Studio album by MAX
- Released: December 2, 1998
- Recorded: 1998
- Genre: Pop, dance, R&B
- Length: 1:06:28
- Label: Avex Trax
- Producer: Max Matsuura

MAX chronology
| Maximum II (1997) | Maximum Groove (1998) | Maximum Collection (1999) |

Singles from Maximum Groove
- "Hikari no Veil" Released: April 22, 1998; "Ride On Time" Released: July 23, 1998; "Grace of My Heart" Released: September 9, 1998;

= Maximum Groove =

Maximum Groove is the third studio album by Japanese dance unit MAX. It was released on December 2, 1998, by avex trax. It is their second album to peak at the #1 position on the Oricon Weekly Album Charts and has since been certified a million seller by the Recording Industry Association of Japan. It is one of two albums by the group to chart in Oricon's 1999 Year-End album chart along with their first greatest hits compilation, Maximum Collection (1999).

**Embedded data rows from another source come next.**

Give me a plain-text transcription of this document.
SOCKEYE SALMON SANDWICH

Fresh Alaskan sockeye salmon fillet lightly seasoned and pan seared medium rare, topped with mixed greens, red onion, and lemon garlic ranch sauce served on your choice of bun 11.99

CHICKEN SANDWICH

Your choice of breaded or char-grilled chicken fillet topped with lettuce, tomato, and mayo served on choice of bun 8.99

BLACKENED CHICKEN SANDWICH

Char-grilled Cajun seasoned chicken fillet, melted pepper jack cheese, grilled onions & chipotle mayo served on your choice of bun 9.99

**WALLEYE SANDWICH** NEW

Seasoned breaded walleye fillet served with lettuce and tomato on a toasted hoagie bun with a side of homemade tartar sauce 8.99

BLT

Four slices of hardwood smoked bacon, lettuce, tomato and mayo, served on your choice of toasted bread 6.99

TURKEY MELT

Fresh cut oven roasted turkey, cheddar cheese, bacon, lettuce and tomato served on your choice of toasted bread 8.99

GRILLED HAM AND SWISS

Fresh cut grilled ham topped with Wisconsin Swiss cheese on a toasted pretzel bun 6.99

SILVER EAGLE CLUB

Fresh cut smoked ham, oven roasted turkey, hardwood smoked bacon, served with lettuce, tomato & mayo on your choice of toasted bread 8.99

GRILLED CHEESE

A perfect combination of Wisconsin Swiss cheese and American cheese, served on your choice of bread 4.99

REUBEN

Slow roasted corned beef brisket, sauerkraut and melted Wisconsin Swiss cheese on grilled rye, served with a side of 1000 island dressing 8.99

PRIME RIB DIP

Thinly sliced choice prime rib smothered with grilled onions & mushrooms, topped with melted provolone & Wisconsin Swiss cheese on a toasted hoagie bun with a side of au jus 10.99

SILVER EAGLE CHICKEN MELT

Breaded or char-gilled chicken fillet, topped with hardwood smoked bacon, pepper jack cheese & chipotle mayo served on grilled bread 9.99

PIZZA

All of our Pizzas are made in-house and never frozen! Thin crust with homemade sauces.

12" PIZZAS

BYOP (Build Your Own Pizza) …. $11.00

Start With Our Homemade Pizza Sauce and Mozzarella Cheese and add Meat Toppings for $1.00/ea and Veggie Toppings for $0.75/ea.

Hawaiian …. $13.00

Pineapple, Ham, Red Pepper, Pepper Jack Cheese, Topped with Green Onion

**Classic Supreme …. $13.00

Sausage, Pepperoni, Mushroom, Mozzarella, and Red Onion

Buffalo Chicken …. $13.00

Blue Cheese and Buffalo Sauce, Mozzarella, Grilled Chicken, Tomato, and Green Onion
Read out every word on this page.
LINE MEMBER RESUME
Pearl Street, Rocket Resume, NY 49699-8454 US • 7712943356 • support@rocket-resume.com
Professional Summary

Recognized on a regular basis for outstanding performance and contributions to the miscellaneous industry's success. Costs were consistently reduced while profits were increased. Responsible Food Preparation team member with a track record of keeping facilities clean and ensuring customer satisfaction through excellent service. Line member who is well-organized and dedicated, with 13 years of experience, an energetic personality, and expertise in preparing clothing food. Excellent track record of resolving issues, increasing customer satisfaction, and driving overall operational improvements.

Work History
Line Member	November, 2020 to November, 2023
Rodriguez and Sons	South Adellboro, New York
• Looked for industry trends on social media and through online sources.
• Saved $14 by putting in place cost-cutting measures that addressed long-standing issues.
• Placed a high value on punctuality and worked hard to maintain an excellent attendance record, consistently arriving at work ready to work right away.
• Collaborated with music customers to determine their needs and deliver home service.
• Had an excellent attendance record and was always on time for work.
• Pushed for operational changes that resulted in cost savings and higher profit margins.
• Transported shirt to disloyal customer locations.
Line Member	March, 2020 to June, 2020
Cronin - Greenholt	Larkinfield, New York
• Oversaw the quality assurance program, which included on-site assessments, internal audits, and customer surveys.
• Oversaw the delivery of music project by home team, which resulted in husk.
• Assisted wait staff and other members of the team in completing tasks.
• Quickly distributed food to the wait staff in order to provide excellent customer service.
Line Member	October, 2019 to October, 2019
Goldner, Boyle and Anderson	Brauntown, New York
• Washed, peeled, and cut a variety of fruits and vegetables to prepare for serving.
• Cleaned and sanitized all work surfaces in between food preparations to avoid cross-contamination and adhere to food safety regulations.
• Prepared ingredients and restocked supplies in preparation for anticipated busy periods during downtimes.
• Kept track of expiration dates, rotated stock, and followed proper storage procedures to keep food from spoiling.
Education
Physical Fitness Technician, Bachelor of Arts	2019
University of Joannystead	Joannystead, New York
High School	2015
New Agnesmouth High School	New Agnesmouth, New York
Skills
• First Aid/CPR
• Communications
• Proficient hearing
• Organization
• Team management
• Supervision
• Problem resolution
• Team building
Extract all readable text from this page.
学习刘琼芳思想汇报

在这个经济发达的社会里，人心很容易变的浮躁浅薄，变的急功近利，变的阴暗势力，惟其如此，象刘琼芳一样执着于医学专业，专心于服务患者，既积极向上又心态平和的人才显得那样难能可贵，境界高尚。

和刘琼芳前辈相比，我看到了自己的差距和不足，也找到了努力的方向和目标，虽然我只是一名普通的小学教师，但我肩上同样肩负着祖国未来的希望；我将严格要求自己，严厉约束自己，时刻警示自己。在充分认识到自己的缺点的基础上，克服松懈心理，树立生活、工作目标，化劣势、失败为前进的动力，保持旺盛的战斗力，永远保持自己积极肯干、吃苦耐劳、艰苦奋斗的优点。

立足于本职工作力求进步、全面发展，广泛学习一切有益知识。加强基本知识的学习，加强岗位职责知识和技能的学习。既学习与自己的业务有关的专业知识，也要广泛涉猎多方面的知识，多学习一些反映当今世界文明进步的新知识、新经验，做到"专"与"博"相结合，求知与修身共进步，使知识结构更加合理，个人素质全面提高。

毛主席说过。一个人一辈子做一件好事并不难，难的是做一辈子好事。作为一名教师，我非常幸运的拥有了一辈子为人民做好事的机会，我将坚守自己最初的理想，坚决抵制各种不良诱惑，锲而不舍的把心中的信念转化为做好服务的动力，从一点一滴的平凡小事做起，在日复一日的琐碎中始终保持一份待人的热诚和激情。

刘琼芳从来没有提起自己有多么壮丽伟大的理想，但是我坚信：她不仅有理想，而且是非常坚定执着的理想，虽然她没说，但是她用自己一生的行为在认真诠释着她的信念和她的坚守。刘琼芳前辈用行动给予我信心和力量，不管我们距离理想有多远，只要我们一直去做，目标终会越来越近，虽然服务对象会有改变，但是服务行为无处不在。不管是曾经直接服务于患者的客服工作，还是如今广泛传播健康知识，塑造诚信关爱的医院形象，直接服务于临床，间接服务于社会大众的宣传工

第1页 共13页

It charted at #27. The album was supported by their MAX Live Contact 1999 ~Sunny Holiday~ concert tour.

== Track list ==

| # | Title | Songwriters | Time |
|---|---|---|---|
| 1. | "Only One" | Yuko Ebine, Hideaki Kuwabara | 4:29 |
| 2. | "Hikari no Veil" | Goro Matsui, Kiichi Yokoyama | 5:01 |
| 3. | "I'm In Love" | Hiromi Mori, Masataka Sasamoto | 4:24 |
| 4. | "Getting Over" | Matsui, Yokoyama | 5:00 |
| 5. | "Sunny Holiday" | David Toball, Sandro Cajander, TH Olsen, Masato Ota, Jonas Eriksson, Mattias Eliasson | 3:42 |
| 6. | "Not Alone" | Matsui, Kuwabara | 5:12 |
| 7. | "Active For The Love" | Matsui, Yasushi Sasamoto | 4:43 |
| 8. | "Private Crime" | Mori, M. Sasamoto | 4:58 |
| 9. | "Reborn" | Mori, M. Sasamoto | 4:41 |
| 10. | "Person I Need" | Mori, M. Sasamoto | 5:41 |
| 11. | "Grace Of My Heart" | Ebine, Kenji Suzuki | 5:24 |
| 12. | "Ride On Time" | Matsui, Yokoyama | 4:27 |
| 13. | "Don't You Love Me" | Kazumi Suzuki, Groove Surfers | 4:56 |
| 14. | "Love Desire" | Yuko Ebine, Time Machine | 3:54 |

== Chart performance ==

Oricon Weekly Albums Chart
| Peak | First week | Total | Chart run |
| 1 | 322,300 | 824,370 | 12 |

== Certification ==
"Maximum Groove" has been certified million for shipments of over 1,000,000 by the Recording Industry Association of Japan.